CHRISTE, Geoff, Department of Environmental Quality, 629 East Main Street, 4th Floor, Richmond, VA 23219, SCHWEICKERT, Richard A., Geological Sciences, University of Nevada Reno, Reno, NV 89557 and PECHA, Mark, Department of Geosciences, University of Arizona, Tucson, AZ 85721, Callovian@aol.com

The Evans Peak sequence (EPS) of Taylorsville, CA includes shallow marine, fossiliferous black shale, chert-pebble conglomerate, limonitic quartzose arenite, and minor limestone grading upward into fossiliferous (plants and dinosaur bone) fluvial clastics and silicic tuff of Barremian (U-Pb) age. The EPS sits unconformably atop Callovian – Tithonian, felsic volcanic rock, and coarse-grained, locally-derived, fossiliferous clastics of the Mount Jura sequence (MJS). 80-km SE of these EPS exposures, a very similar succession of qtz-ss, chert pebble conglomerate and black shale grading upward into coarse clastics and silicic tuff is present in the Genoa Peak pendant (GPP) of the Carson Range, Nevada. Here, the clastics overlie an Oxfordian basement of felsic to silicic volcanics and feldspathic ss and shale.
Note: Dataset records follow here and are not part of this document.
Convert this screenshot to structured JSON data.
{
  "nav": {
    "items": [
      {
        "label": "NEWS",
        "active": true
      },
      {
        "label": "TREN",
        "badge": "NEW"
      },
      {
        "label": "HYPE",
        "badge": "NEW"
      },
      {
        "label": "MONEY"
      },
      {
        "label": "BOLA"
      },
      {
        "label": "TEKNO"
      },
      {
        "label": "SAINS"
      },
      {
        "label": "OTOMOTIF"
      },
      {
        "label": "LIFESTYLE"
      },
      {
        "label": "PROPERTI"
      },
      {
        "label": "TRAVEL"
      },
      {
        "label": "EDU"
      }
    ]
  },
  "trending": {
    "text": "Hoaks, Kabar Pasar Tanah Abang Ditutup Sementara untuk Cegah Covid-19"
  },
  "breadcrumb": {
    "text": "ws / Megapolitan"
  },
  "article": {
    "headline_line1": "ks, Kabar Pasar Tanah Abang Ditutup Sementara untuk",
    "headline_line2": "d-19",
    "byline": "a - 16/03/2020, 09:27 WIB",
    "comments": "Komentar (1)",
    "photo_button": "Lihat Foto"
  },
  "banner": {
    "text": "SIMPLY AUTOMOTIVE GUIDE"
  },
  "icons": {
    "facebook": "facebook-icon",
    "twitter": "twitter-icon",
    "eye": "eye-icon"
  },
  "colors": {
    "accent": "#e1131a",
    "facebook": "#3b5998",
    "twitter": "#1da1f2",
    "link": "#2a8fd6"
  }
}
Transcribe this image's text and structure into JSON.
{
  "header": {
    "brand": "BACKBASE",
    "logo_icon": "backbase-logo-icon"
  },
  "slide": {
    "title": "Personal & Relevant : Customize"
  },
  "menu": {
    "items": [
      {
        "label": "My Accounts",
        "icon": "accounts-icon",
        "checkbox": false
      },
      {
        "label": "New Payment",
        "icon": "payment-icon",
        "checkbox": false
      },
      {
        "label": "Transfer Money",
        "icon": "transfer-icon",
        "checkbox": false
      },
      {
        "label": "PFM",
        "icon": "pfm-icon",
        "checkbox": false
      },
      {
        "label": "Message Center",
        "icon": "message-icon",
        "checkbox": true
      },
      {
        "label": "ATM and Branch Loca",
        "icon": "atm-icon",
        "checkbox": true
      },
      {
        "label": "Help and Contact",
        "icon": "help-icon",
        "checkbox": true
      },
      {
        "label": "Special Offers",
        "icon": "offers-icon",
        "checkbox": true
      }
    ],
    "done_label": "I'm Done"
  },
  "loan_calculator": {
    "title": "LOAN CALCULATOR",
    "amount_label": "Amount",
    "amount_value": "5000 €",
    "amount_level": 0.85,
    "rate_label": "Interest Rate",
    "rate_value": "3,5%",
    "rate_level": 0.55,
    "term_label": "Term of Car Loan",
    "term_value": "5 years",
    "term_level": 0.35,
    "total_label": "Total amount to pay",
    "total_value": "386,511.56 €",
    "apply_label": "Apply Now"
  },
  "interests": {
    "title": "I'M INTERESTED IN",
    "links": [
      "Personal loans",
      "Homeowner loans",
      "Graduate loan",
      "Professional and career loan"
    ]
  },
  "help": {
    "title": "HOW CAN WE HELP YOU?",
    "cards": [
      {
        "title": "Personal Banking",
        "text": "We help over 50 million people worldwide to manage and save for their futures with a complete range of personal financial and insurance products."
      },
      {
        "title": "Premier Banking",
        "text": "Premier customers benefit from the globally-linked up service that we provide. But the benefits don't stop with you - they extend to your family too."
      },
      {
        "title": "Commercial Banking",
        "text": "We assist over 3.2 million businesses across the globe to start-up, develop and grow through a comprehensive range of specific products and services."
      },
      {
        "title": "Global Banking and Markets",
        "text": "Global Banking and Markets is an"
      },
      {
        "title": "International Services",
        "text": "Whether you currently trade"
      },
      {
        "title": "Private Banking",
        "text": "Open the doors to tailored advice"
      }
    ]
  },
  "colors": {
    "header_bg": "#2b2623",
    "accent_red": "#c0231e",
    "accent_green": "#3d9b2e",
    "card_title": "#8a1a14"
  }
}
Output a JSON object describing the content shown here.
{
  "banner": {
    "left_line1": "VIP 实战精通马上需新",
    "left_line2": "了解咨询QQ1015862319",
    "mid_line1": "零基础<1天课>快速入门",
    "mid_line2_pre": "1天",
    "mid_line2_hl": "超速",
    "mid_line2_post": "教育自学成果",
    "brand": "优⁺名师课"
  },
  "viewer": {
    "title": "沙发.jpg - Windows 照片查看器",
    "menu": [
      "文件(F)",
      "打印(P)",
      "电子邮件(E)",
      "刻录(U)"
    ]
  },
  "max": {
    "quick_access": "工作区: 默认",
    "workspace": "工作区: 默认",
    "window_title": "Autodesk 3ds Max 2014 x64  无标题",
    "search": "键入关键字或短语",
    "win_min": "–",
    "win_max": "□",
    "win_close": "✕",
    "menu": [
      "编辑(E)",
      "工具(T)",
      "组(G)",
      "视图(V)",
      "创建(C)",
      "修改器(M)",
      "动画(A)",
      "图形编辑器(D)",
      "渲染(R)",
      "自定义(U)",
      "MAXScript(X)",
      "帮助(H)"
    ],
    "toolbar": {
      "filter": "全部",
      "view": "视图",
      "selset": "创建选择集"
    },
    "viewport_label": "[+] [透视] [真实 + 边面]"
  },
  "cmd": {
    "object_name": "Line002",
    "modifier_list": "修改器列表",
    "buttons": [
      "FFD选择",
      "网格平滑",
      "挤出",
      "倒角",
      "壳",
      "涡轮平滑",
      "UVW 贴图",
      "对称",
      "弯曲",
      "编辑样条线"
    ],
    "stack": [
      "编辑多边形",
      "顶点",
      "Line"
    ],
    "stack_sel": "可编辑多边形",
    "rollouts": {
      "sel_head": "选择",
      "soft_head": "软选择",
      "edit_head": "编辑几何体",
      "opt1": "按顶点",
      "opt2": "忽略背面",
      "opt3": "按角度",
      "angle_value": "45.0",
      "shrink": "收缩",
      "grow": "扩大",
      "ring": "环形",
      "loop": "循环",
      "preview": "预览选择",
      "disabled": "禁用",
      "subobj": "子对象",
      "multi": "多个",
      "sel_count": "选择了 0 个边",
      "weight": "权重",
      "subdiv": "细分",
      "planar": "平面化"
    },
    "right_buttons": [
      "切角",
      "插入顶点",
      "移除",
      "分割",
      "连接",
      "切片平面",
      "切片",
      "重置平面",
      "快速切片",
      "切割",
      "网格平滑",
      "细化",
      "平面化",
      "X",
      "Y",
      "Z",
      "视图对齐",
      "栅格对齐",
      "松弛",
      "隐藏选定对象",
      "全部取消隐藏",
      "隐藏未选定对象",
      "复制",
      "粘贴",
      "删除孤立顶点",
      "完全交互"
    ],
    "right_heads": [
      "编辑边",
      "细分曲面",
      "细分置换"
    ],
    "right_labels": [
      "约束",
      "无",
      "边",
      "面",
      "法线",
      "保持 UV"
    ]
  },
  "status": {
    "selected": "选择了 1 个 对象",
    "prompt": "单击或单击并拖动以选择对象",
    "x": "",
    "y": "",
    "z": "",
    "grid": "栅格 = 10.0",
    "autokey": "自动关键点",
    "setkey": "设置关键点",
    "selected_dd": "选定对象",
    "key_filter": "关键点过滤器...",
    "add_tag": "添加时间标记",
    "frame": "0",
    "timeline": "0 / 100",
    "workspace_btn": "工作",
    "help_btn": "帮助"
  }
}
For this study, qtz-ss of the GPP was sampled to assess potential correlation with the EPS. The resulting data allow for an earliest Berriasian depositional age of 144.0 ± 3.4 Ma (n=150). This age is comparable to the Berriasian age (n=164) determined for the EPS. Both the EPS and GPP DZ samples contain a local Mesozoic arc basement component (MJS in the EPS sample; Pine Nut terrane in the GPP sample) that has been mixed with older, pre-Mesozoic recycled material derived from the east. Precambrian components of the EPS include clusters representing the Ouachita-Appalachian region augmented by SW Laurentian sources including erg sand. Similar age clusters are present in the GPP sample. These similarities, and comparable ages of the underlying arc basement suggest the qtz-rich clastics of the GPP and lower portion of EPS near Taylorsville are earliest Cretaceous lateral correlatives. More importantly, these shallow marine successions require that the Jurassic arc basement rapidly ‘collapsed’ at the close of the Jurassic allowing shallow marine burial by cratonward-derived, 'extra-basinal' sands. It is unlikely that this represents a ‘local’ event as preliminary mapping in the White Mtns of SE CA suggests a similar, qtz- and chert-rich section exists atop Jurassic arc rock there too. These chert-rich, shallow marine exposures east of the Sierran crest may represent a plate scale response (e.g., rapid extension) to evolving tectonic conditions along the western edge of the Cordillera at the close of the Jurassic.